Le Stella is a brasserie/bistro on Avenue Victor Hugo in the very affluent, posh 16th Arondissement of Paris. Few tourists among the conservatively dressed, well mannered clientele — mainly residents of the neighborhood who are as conservative in politics as they are in dining habits. No Asian, Italian, Spanish or (heaven forbid) American influences have invaded the kitchen. The menu is pure Eternal France. As one food writer has put it: “The dishes are what Grandma would have cooked (if she was a very good cook) or what would be on the menu if you took Grandma out for Sunday dinner.” Like any proper brasserie, Stella has a vast bank of oysters, other bivalves and crustaceans outside the entry door, manned by guys with striped shirts, fisherman’s hats and shucking instruments (of course, a rugged Breton fisher-guy selling oysters is a clear signifier of the freshness of the seafood). HG/BSK have often launched their dinners there with some oysters and a bowl of bulots (sea snails) with freshly made mayonnaise. If HG wishes a light repast he moves on to pickled herring with potato salad. Then soupe de poisson (with some assertive rouille). Cheese course is rich St. Marcellin (accompanied by a glass of the very nice house Bordeaux). Finale is the sumptuous Ile Flottante. A glass of Vielle Prune (a strong digestif). At other times HG chooses steak tartare with pommes frites; tripes a la mode de caen; blanquette de veau; choucroute (a Wednesday special); tete de veau (admittedly a special taste); grilled pig’s foot.

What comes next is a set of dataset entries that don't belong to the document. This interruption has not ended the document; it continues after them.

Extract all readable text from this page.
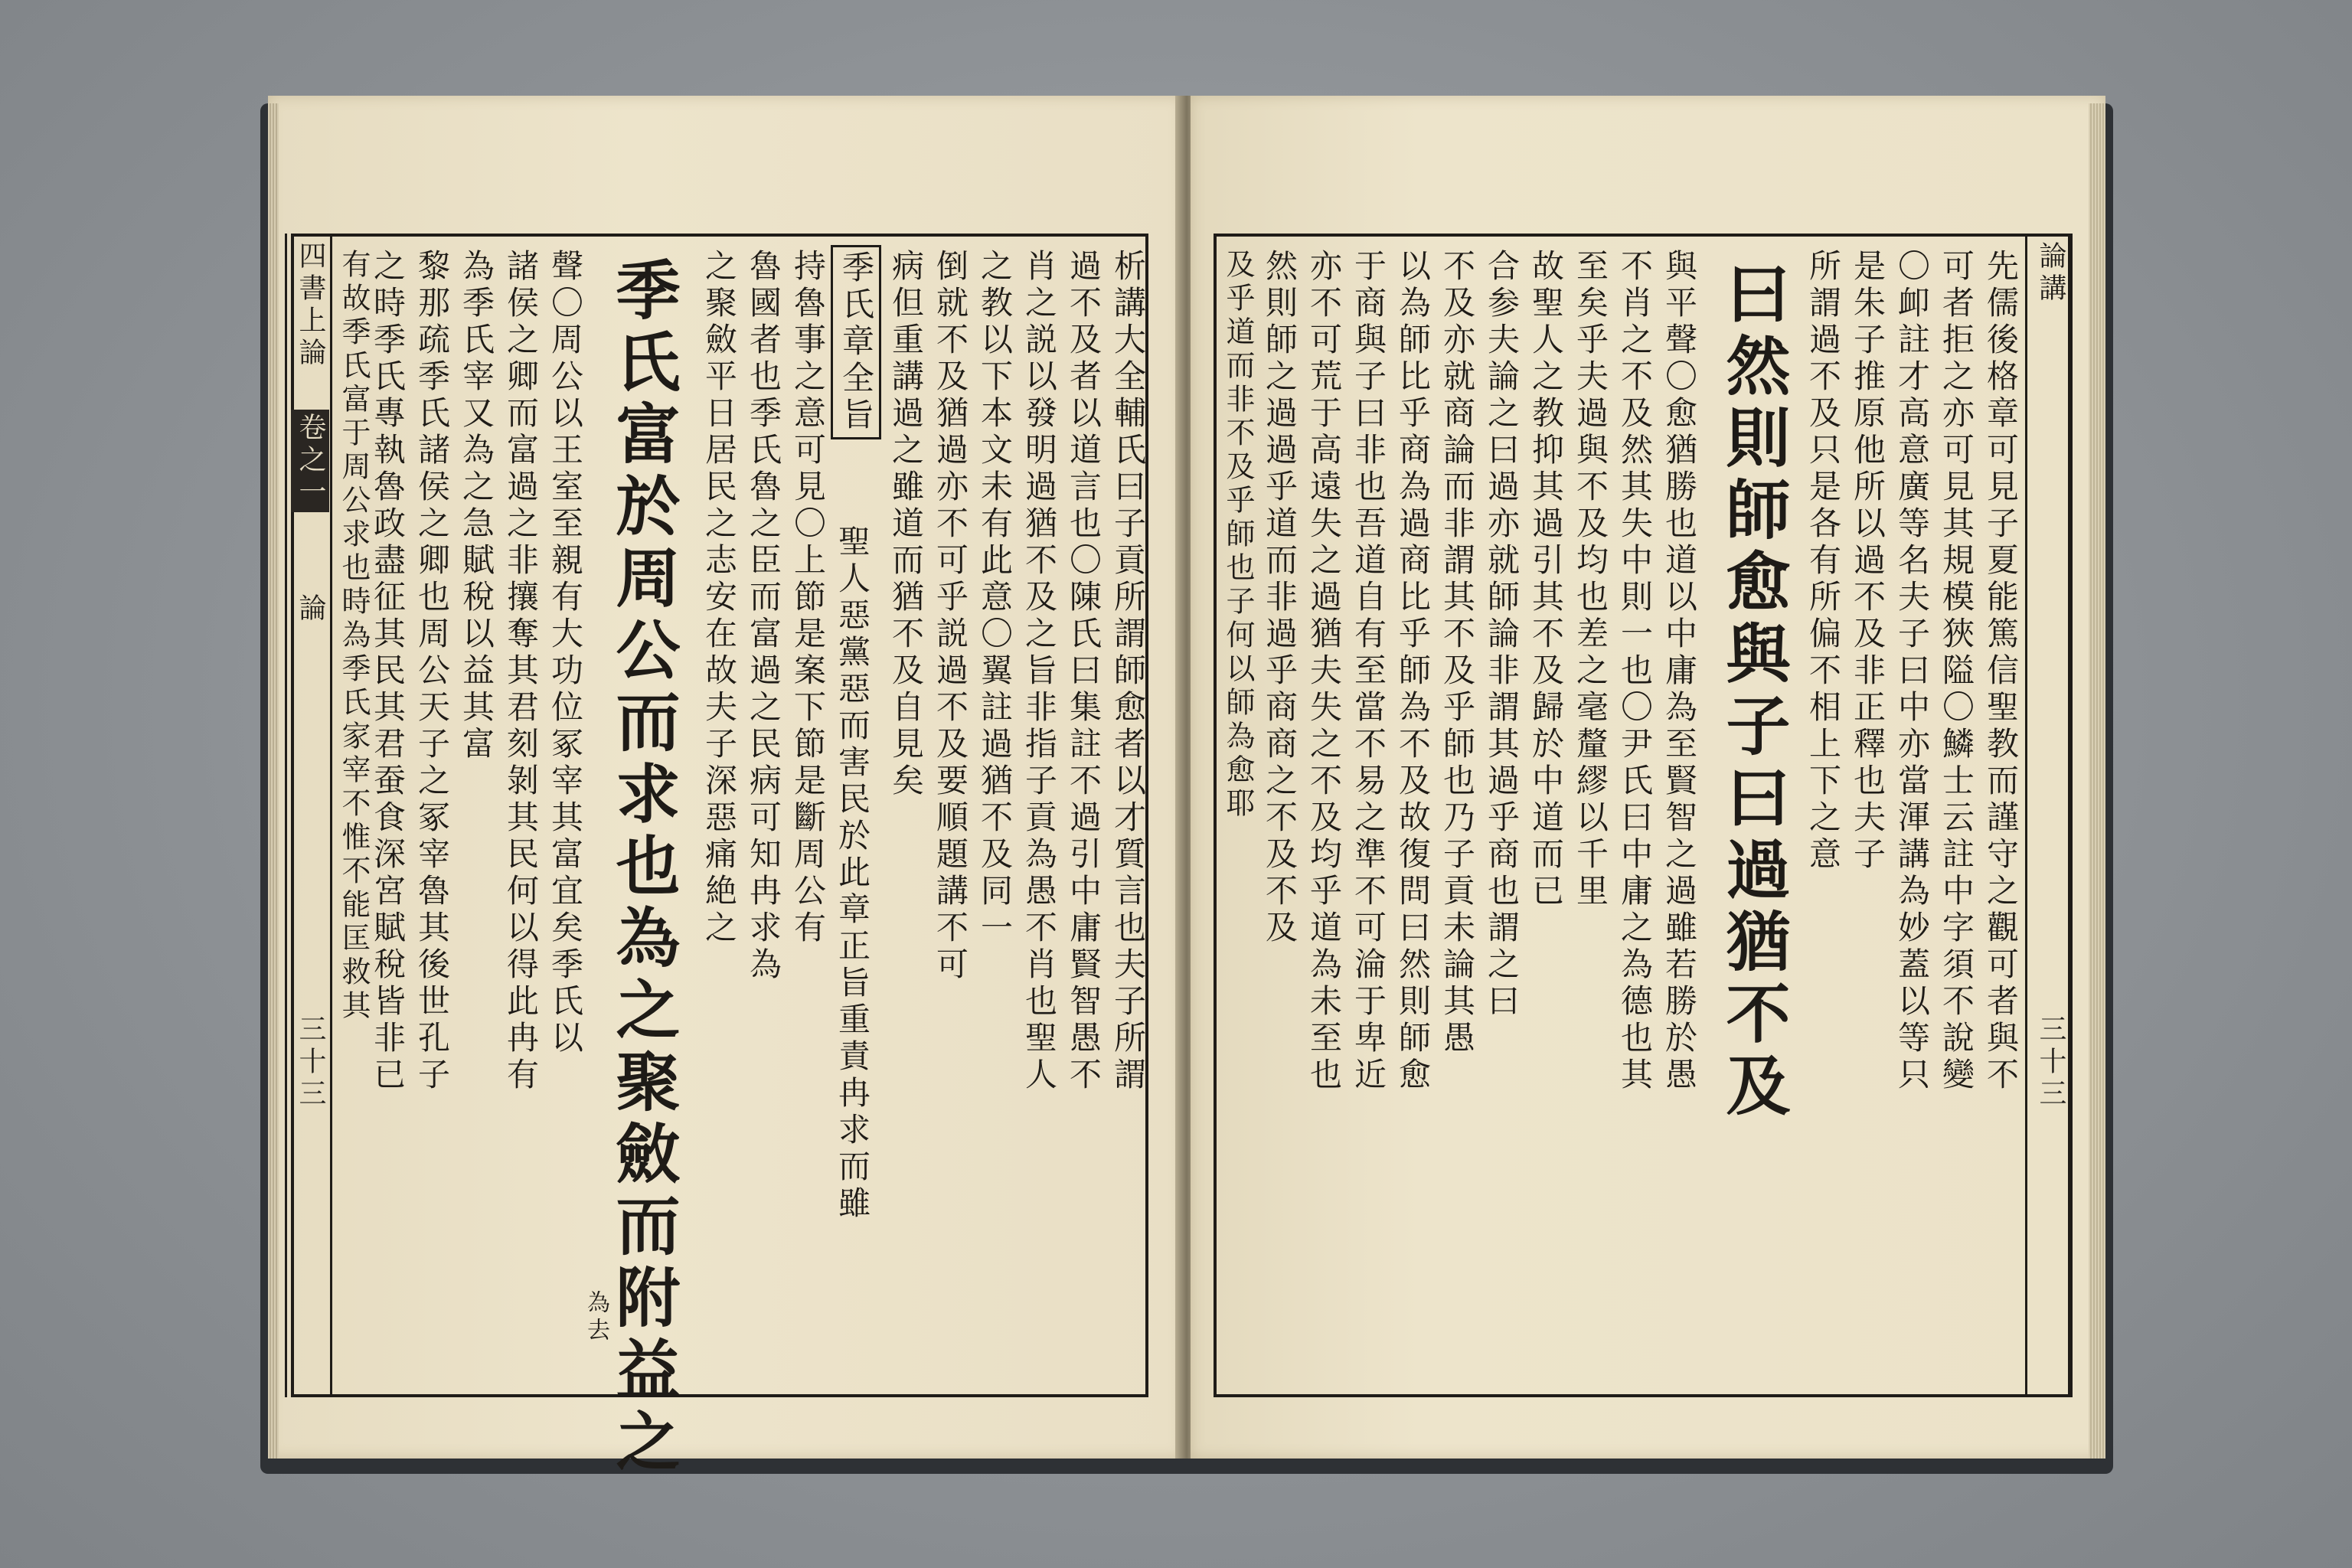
四書上論
卷之一
論
三十三	析講大全輔氏曰子貢所謂師愈者以才質言也夫子所謂
過不及者以道言也〇陳氏曰集註不過引中庸賢智愚不
肖之説以發明過猶不及之旨非指子貢為愚不肖也聖人
之教以下本文未有此意〇翼註過猶不及同一
倒就不及猶過亦不可乎説過不及要順題講不可
病但重講過之雖道而猶不及自見矣
季氏章全旨
聖人惡黨惡而害民於此章正旨重責冉求而雖
持魯事之意可見〇上節是案下節是斷周公有
魯國者也季氏魯之臣而富過之民病可知冉求為
之聚斂平日居民之志安在故夫子深惡痛絶之
季氏富於周公而求也為之聚斂而附益之
為去
聲〇周公以王室至親有大功位冢宰其富宜矣季氏以
諸侯之卿而富過之非攘奪其君刻剝其民何以得此冉有
為季氏宰又為之急賦稅以益其富
黎那疏季氏諸侯之卿也周公天子之冢宰魯其後世孔子
之時季氏專執魯政盡征其民其君蚕食深宮賦稅皆非已
有故季氏富于周公求也時為季氏家宰不惟不能匡救其	論講
三十三
先儒後格章可見子夏能篤信聖教而謹守之觀可者與不
可者拒之亦可見其規模狹隘〇鱗士云註中字須不說變
〇卹註才高意廣等名夫子曰中亦當渾講為妙蓋以等只
是朱子推原他所以過不及非正釋也夫子
所謂過不及只是各有所偏不相上下之意
曰然則師愈與子曰過猶不及
與平聲〇愈猶勝也道以中庸為至賢智之過雖若勝於愚
不肖之不及然其失中則一也〇尹氏曰中庸之為德也其
至矣乎夫過與不及均也差之毫釐繆以千里
故聖人之教抑其過引其不及歸於中道而已
合参夫論之曰過亦就師論非謂其過乎商也謂之曰
不及亦就商論而非謂其不及乎師也乃子貢未論其愚
以為師比乎商為過商比乎師為不及故復問曰然則師愈
于商與子曰非也吾道自有至當不易之準不可淪于卑近
亦不可荒于高遠失之過猶夫失之不及均乎道為未至也
然則師之過過乎道而非過乎商商之不及不及
及乎道而非不及乎師也子何以師為愈耶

And, there are times when HG switches from an oyster starter to diving into sizzling escargots or the more delicate pleasures of smoked salmon with blini or a frisee salad. A happy choice is to share a carre d’agneau (rack of lamb) with BSK, a lady who is an adventurous eater but has not developed a passion for tripe or the interior and exterior of a calf’s head. Service, under the supervision of manager Christian, is friendly and professional. One warning: On a visit to Stella (without HG/BSK) intrepid SJ ordered the Andouilette, a house specialty. SJ thought this was a spicy, New Orleans-type pork sausage. Wrong. Stella’s Andouilette is a chitterling sausage, a sausage with rather intense barnyard odors and the distinct flavor of pig shit. Like fressing up tiny little song birds, this is one French food passion HG (and SJ) doesn’t share.